Erik Hammel, Lead Developer, RankMiner Inc.
While the literature on machine learning grows, most companies doing any form of predictive analytics stick to regression techniques. At the most basic level, regression seeks to pigeonhole pieces of data into classes that are described by pre-classified or well-known data. This involves mathematically describing a given data point with a set of numbers (linked together to form a feature vector) then relating each class general pattern of feature vectors to the new feature vector. This illustrates a kind of one and done modeling approach: calculations are performed on an existing set of data then evaluated on new data. As one might know from personal experience, often times its important to revisit previous assumptions, hypotheses, observations and conclusions to form solid hypotheses on new data. So a question begs to be asked, is a snapshot descriptive model sufficient to make predictions at any point in the future? More and more companies are realizing that the answer to this is no.
The question then becomes how can we make predictive analytics processes more sophisticated, thereby making them more accurate for an application at any given time? The simplest way may already appear obvious from the description above: await the results of the prediction to obtain the true class in which the new data fall and then incorporate the classified data into the original model. Indeed with regression techniques this is often what is done. This seems to do little to solve the potential issue of time-dependent system behavior (known in academic circles as nonstationarity). It places more onus on the human programmer to configure the model with ever-changing parametric adjustments; kind of like tuning knobs on an old amplifier. A better way would be to create a dynamic model (basic regression models like those described above are considered static).
There are many different dynamic machine-learning models in research and development today, but even the vast majority of these derive from mathematical theorems that assume a stationary process.

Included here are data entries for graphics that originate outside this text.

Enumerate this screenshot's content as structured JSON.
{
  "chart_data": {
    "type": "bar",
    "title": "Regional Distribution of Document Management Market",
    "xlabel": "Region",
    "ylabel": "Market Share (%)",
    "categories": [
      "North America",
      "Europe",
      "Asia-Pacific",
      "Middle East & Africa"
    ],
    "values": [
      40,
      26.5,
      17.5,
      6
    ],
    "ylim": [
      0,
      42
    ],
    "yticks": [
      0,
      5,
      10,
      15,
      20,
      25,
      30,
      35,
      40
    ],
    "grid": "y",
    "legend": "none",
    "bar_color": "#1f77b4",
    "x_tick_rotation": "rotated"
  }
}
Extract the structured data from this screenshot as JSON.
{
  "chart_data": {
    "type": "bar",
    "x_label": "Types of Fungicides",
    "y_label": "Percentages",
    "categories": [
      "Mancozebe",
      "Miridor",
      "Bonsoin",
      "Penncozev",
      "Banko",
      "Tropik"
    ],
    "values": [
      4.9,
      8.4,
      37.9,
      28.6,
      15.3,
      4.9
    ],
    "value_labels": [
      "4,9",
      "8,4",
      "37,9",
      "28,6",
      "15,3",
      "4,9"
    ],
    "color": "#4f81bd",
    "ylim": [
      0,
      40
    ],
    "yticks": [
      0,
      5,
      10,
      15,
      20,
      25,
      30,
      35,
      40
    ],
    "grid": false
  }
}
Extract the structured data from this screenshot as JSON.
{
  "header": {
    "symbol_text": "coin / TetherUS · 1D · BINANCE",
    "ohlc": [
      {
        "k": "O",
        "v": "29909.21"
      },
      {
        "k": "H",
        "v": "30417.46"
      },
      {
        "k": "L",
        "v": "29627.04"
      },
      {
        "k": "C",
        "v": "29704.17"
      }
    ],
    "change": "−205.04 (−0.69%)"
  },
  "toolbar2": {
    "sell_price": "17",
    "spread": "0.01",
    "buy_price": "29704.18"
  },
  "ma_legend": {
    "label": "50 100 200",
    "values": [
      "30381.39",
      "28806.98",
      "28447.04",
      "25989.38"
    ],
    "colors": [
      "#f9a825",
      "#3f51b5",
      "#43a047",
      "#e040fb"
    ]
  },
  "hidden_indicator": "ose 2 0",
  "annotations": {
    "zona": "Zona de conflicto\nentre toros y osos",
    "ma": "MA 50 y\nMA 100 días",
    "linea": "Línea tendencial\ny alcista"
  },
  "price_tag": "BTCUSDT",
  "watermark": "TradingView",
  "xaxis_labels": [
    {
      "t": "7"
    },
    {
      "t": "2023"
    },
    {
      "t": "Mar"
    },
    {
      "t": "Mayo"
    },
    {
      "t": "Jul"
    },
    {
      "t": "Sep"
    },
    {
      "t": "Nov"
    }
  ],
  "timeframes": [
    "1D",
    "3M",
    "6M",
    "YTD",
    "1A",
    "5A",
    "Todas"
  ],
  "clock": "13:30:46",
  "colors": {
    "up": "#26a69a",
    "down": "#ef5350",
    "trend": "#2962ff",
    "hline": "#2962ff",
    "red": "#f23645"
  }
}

At some of the most cutting edge areas of research, nonstationarity is being introduced into predictive analytics by relaxing static constraints and allowing the underlying system to vary within some probabilistic bounds. Unfortunately most approaches within the business world fall back on old, tried and true methods. The whole idea behind machine learning is to expand an Artificially Intelligent agent to understand as much as possible. This involves exploring new possibilities in addition to applying what works (even when often times it doesnt!). Indeed, this is an important topic of research and is addressed in Reinforcement Learning models. It could be that the future of anticipating consumer behavior will involve teaching computers to pull the trigger on a potentially bad deal in the immediate timeframe in return for far greater gains in the future. For now, this means replacing existing static models or incorporating them into methods that can adapt and evolve over time.